Finisterre Island, off the coast of Maine, is ruggedly beautiful and remote—the kind of place tourists love to visit, though rarely for long. But not everyone who comes to the island is welcome. A dilapidated Victorian house has become home to a group of squatters and junkies, and strangers have a habit of bringing trouble with them. A young boy disappeared during the summer, and though he was found safely, the incident stirred suspicion among locals. Now another child is missing. Summoned to the island by a cryptic text, Hester discovers a community cleaning up from a devastating storm—and uncovers a murder.

Soon Hester begins to connect the crime and the missing children. And as she untangles the secrets at the center of the small community, she finds grudges and loyalties that run deep, poised to converge with a force that will once again shake her convictions about the very nature of right and wrong . . .

PRAISE FOR THE MISSING ONES

“A brilliantly composed mystery…a hurricane of suspense with squalls of twists that’ll just take your breath away. A salty, stormy and seductive read.”

– Mario Giordano, author of Auntie Poldi and the Sicilian Lions and Auntie Poldi and the Vineyards of Etna

“Darkly textured and gorgeously twisted, this atmospheric novel of suspense proves Edwin Hill is a major talent. A master class in setting and character, and with penetrating psychological insight, this story is seamless and surprising and devastating—as turbulent and unpredictable as a New England gale.”

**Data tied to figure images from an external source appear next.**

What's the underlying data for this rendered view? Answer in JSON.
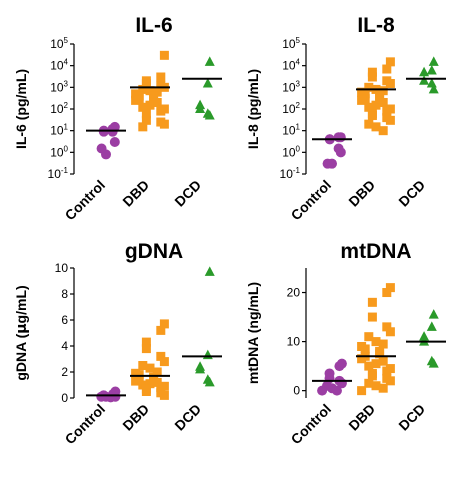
{
  "chart_data": [
    {
      "type": "scatter",
      "title": "IL-6",
      "ylabel": "IL-6 (pg/mL)",
      "yscale": "log",
      "ylim": [
        0.1,
        100000
      ],
      "yticks": [
        {
          "value": 0.1,
          "base": "10",
          "exp": "-1"
        },
        {
          "value": 1,
          "base": "10",
          "exp": "0"
        },
        {
          "value": 10,
          "base": "10",
          "exp": "1"
        },
        {
          "value": 100,
          "base": "10",
          "exp": "2"
        },
        {
          "value": 1000,
          "base": "10",
          "exp": "3"
        },
        {
          "value": 10000,
          "base": "10",
          "exp": "4"
        },
        {
          "value": 100000,
          "base": "10",
          "exp": "5"
        }
      ],
      "categories": [
        "Control",
        "DBD",
        "DCD"
      ],
      "series": [
        {
          "category": "Control",
          "marker": "circle",
          "color": "#9b3ea3",
          "mean": 10,
          "values": [
            15,
            12,
            10,
            9,
            9,
            3,
            1.5,
            0.8
          ]
        },
        {
          "category": "DBD",
          "marker": "square",
          "color": "#f79a1d",
          "mean": 1000,
          "values": [
            30000,
            3000,
            2000,
            1500,
            1200,
            1000,
            800,
            700,
            600,
            500,
            400,
            400,
            300,
            300,
            250,
            200,
            150,
            120,
            100,
            80,
            60,
            30,
            25,
            20,
            15
          ]
        },
        {
          "category": "DCD",
          "marker": "triangle",
          "color": "#2a9a2a",
          "mean": 2500,
          "values": [
            15000,
            1500,
            150,
            100,
            60,
            50
          ]
        }
      ]
    },
    {
      "type": "scatter",
      "title": "IL-8",
      "ylabel": "IL-8 (pg/mL)",
      "yscale": "log",
      "ylim": [
        0.1,
        100000
      ],
      "yticks": [
        {
          "value": 0.1,
          "base": "10",
          "exp": "-1"
        },
        {
          "value": 1,
          "base": "10",
          "exp": "0"
        },
        {
          "value": 10,
          "base": "10",
          "exp": "1"
        },
        {
          "value": 100,
          "base": "10",
          "exp": "2"
        },
        {
          "value": 1000,
          "base": "10",
          "exp": "3"
        },
        {
          "value": 10000,
          "base": "10",
          "exp": "4"
        },
        {
          "value": 100000,
          "base": "10",
          "exp": "5"
        }
      ],
      "categories": [
        "Control",
        "DBD",
        "DCD"
      ],
      "series": [
        {
          "category": "Control",
          "marker": "circle",
          "color": "#9b3ea3",
          "mean": 4,
          "values": [
            5,
            5,
            4,
            4,
            1.5,
            1,
            0.3,
            0.3
          ]
        },
        {
          "category": "DBD",
          "marker": "square",
          "color": "#f79a1d",
          "mean": 800,
          "values": [
            15000,
            7000,
            5000,
            3000,
            2000,
            1500,
            1000,
            800,
            700,
            600,
            500,
            400,
            300,
            300,
            250,
            200,
            150,
            120,
            100,
            80,
            60,
            50,
            40,
            30,
            20,
            15,
            10
          ]
        },
        {
          "category": "DCD",
          "marker": "triangle",
          "color": "#2a9a2a",
          "mean": 2500,
          "values": [
            15000,
            6000,
            5000,
            2000,
            1500,
            800
          ]
        }
      ]
    },
    {
      "type": "scatter",
      "title": "gDNA",
      "ylabel_parts": [
        "gDNA (",
        "μ",
        "g/mL)"
      ],
      "yscale": "linear",
      "ylim": [
        0,
        10
      ],
      "yticks": [
        0,
        2,
        4,
        6,
        8,
        10
      ],
      "categories": [
        "Control",
        "DBD",
        "DCD"
      ],
      "series": [
        {
          "category": "Control",
          "marker": "circle",
          "color": "#9b3ea3",
          "mean": 0.2,
          "values": [
            0.5,
            0.3,
            0.2,
            0.2,
            0.15,
            0.1,
            0.1,
            0.1,
            0.05
          ]
        },
        {
          "category": "DBD",
          "marker": "square",
          "color": "#f79a1d",
          "mean": 1.7,
          "values": [
            5.7,
            5.2,
            4.3,
            3.8,
            3.2,
            2.8,
            2.5,
            2.3,
            2.0,
            1.9,
            1.8,
            1.6,
            1.5,
            1.4,
            1.3,
            1.2,
            1.1,
            1.0,
            0.9,
            0.8,
            0.7,
            0.5,
            0.4,
            0.2
          ]
        },
        {
          "category": "DCD",
          "marker": "triangle",
          "color": "#2a9a2a",
          "mean": 3.2,
          "values": [
            9.7,
            3.3,
            2.4,
            2.2,
            1.4,
            1.2
          ]
        }
      ]
    },
    {
      "type": "scatter",
      "title": "mtDNA",
      "ylabel": "mtDNA (ng/mL)",
      "yscale": "linear",
      "ylim": [
        -1.5,
        25
      ],
      "yticks": [
        0,
        10,
        20
      ],
      "categories": [
        "Control",
        "DBD",
        "DCD"
      ],
      "series": [
        {
          "category": "Control",
          "marker": "circle",
          "color": "#9b3ea3",
          "mean": 2,
          "values": [
            5.5,
            5,
            3.5,
            2.5,
            2,
            1.5,
            1,
            0.5,
            0,
            0
          ]
        },
        {
          "category": "DBD",
          "marker": "square",
          "color": "#f79a1d",
          "mean": 7,
          "values": [
            21,
            20,
            18,
            15,
            13,
            12,
            11,
            10,
            9.5,
            9,
            8.5,
            8,
            7.5,
            7,
            6.5,
            6,
            5.5,
            5,
            4.5,
            4,
            3.5,
            3,
            2.5,
            2,
            1.5,
            1,
            0.5,
            0
          ]
        },
        {
          "category": "DCD",
          "marker": "triangle",
          "color": "#2a9a2a",
          "mean": 10,
          "values": [
            15.5,
            13,
            11,
            10,
            6,
            5.5
          ]
        }
      ]
    }
  ]
}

Hank Phillippi Ryan, best-selling and award-winning author of THE MURDER LIST 

My review: Rated 4 out of 5 stars

A mystery that will keep the secrets hidden til the very end. Another mystery thriller that will leave Hester running to for her life, while protecting others. So much was going on in this story. We get to see the background story on Daphne and the reason for leaving her daughter and family behind. Two children go missing in Finisterre Island, it will leave you mind boggling on who could possibly steal a child in a small island? You will find drugs are taking over the island and cops cannot be trusted. The plot was well thought out. The characters will leave you loving or hating them. Hester will continue to be superwoman in a world that will rage all it’s hate and anger at her. Overall, people just don’t change and they have a closet full of skeletons. Great mystery with plot twist throughout the whole novel. Don’t forget to read book one Little Comfort.

Author Biography

Edwin Hill is the author of the critically-acclaimed Hester Thursby mystery series. His first novel, Little Comfort, was nominated for an Agatha Award for best debut. The second in the series, The Missing Ones, will be available in September of 2019. 

Visit his website for more information. 

(A note from the author on rating other writers: I used to be more critical of writers’ work but these days only rate books that I’ve read and liked, and mostly give fives. Once in a while, I’ll throw in a four to a well-established author whose earlier work was even better than their current work. Anything below a four, I keep to myself.)